Plain-language notes on how StackRefit handles access, credentials, client data, production safety, NDA/DPA expectations, and AI-assisted work.
StackRefit works on systems that may run bookings, orders, operations, customer portals, admin workflows, or revenue-critical websites. Access has to be handled carefully.
| Area | Examples |
|---|---|
| Application code | PHP, Laravel, WordPress themes/plugins, WooCommerce customizations, Symfony, CodeIgniter, custom modules. |
| Dependency files | composer.json, composer.lock, package.json, lockfiles, plugin lists, framework versions. |
| Hosting/server setup | Linux version, PHP runtime, web server, database version, control panel, cron jobs, queues. |
| CMS/admin configuration | WordPress/WooCommerce settings, plugin state, user roles, update posture, critical configuration. |
| Database metadata | Engine/version, schema overview, table structure, migrations, size, backup approach. |
| Deployment process | Repository, staging, CI/CD, manual deploy process, rollback notes, release habits. |
| Logs and monitoring | Error visibility, uptime monitoring, application logs, hosting logs, alerting tools. |
| Documentation | README files, handover notes, hosting notes, runbooks, client instructions. |
| Integrations | Payment, email, CRM, booking, analytics, webhooks, APIs, search, automation tools. |
Please do not paste or upload passwords, SSH keys, API keys, .env files, source code, screenshots containing sensitive data, database dumps, customer exports, production logs, payment details, private client documents, or personal data that is not needed for scoping.
Avoid shared admin accounts where possible.
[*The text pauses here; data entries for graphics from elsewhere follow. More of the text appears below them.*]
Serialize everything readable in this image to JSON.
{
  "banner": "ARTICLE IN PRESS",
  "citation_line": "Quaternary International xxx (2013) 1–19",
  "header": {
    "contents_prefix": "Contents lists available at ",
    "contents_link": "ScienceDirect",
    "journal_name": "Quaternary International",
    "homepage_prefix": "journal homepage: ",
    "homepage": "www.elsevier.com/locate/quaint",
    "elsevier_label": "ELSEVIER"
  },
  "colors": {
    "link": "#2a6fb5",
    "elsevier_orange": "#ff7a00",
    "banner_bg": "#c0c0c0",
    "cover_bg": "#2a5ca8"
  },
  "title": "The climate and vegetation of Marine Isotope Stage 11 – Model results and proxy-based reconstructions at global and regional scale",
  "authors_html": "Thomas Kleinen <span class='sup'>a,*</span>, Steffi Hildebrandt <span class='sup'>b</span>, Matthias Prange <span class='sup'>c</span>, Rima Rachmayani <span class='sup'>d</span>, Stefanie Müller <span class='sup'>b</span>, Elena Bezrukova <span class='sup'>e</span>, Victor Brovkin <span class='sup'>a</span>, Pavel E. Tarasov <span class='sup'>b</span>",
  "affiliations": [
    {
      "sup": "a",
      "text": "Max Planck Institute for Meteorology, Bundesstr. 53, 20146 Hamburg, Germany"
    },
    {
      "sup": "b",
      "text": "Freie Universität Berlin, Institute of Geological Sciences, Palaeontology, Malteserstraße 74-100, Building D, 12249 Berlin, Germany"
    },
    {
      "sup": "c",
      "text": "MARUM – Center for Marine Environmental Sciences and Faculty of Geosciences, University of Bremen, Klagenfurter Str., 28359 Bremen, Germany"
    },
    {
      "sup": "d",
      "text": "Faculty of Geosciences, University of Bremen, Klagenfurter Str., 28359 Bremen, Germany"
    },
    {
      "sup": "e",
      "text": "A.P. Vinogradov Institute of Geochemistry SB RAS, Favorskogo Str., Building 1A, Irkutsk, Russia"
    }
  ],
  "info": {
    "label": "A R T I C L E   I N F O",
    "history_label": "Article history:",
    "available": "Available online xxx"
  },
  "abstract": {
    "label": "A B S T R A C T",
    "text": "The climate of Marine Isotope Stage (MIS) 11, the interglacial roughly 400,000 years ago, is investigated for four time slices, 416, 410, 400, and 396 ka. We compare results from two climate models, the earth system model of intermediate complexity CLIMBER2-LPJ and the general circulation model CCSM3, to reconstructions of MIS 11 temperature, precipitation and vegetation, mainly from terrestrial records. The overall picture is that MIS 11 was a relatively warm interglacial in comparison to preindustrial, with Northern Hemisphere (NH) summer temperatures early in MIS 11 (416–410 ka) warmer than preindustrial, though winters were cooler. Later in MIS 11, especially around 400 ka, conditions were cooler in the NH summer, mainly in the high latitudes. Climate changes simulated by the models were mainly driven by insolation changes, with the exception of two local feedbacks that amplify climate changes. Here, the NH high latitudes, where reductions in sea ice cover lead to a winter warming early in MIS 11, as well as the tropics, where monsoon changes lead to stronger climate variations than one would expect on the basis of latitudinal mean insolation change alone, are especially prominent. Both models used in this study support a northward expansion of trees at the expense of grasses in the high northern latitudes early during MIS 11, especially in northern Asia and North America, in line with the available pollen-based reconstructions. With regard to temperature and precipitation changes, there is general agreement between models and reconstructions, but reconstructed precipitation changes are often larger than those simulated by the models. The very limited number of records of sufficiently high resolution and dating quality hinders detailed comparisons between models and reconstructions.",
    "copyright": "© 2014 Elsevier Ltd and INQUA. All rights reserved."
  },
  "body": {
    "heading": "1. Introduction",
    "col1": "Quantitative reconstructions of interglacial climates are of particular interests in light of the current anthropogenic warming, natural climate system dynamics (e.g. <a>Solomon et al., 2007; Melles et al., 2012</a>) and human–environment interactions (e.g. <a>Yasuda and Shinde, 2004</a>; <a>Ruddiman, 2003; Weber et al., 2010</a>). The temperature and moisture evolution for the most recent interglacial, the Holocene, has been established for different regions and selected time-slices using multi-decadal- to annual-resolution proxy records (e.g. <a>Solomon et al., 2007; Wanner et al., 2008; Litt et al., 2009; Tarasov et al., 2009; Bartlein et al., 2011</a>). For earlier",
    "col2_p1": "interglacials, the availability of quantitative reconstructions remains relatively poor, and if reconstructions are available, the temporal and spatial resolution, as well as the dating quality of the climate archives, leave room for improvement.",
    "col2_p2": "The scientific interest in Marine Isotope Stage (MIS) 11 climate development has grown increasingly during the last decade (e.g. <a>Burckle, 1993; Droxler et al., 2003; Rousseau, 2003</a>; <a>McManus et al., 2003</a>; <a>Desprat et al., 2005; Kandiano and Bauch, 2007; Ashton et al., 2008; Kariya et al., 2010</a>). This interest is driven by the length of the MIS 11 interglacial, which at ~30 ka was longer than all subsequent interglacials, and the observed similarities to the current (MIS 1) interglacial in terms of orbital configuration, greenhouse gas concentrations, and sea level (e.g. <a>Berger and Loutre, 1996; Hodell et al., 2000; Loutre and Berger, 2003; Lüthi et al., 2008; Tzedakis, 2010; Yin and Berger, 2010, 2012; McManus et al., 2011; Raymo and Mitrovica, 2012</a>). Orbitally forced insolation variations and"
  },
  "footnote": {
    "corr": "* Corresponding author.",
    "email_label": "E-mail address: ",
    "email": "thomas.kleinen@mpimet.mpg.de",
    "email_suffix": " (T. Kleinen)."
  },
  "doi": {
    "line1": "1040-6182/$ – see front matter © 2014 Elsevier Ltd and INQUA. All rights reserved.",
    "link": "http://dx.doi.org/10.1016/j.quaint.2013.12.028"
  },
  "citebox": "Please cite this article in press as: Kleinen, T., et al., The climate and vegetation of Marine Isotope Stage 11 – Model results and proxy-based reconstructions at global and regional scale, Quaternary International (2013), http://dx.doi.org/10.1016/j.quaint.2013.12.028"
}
If a shared account is unavoidable, confirm who owns it, why it is being used, and when access will be rotated or revoked.
Temporary named accounts, role-based access, read-only audit access, password-manager sharing, key-based SSH, 2FA where supported, and documented revocation.
Unrestricted root access is usually unnecessary for audits. Broader access may be needed for upgrade or rescue work, but production changes still need approval and rollback thinking.
Schema-only export, read-only database user, hosting dashboard metadata, guided walkthrough, redacted examples, or sanitized staging database are preferred over production dumps.
AI tools may help with internal structure, checklists, note organization, documentation drafting, risk classification, and sanitized technical analysis.
StackRefit does not send client code, logs, credentials, personal data, customer data, or confidential system details to external AI tools without explicit written permission.
If AI processing is useful for a specific engagement, the scope should clarify what data may be processed, what is excluded, whether redaction is required, which providers are allowed, and whether the client or agency has internal AI policies.
Urgent fixes still need approval. Speed is useful, but uncontrolled production access creates avoidable risk.
Do backups include files and database?
Where are backups stored?
Who controls the backup account?
When was the last successful backup?
Has restore been tested?
How long would restore take?
Is there a staging copy?
Can changes be rolled back through Git, snapshots, database restore, or deployment tooling?
Contractual terms should be agreed in the relevant proposal, SOW, NDA, or DPA.
NDA before sensitive access
DPA where personal data processing is involved
Written statement of work
White-label agency arrangement
Client-approved named specialist arrangement
Internal-only technical review
For white-label work, the agency remains the client-facing owner unless agreed otherwise. StackRefit does not contact the end client without approval.
When sharing logs or screenshots, redact email addresses, tokens, customer names, order IDs, session identifiers, private URLs, payment details, authentication screens, and account-management screens where possible.
Document the issue clearly.
Notify the agreed agency or client contact.
Avoid public disclosure.
Avoid unilateral production changes unless emergency authority has been agreed.
Recommend a contained next step.
Separate immediate risk reduction from broader modernization work.
Most legacy-system risk is ordinary operational uncertainty: old versions, unclear ownership, missing documentation, untested backups, manual deploys, and people relying on memory.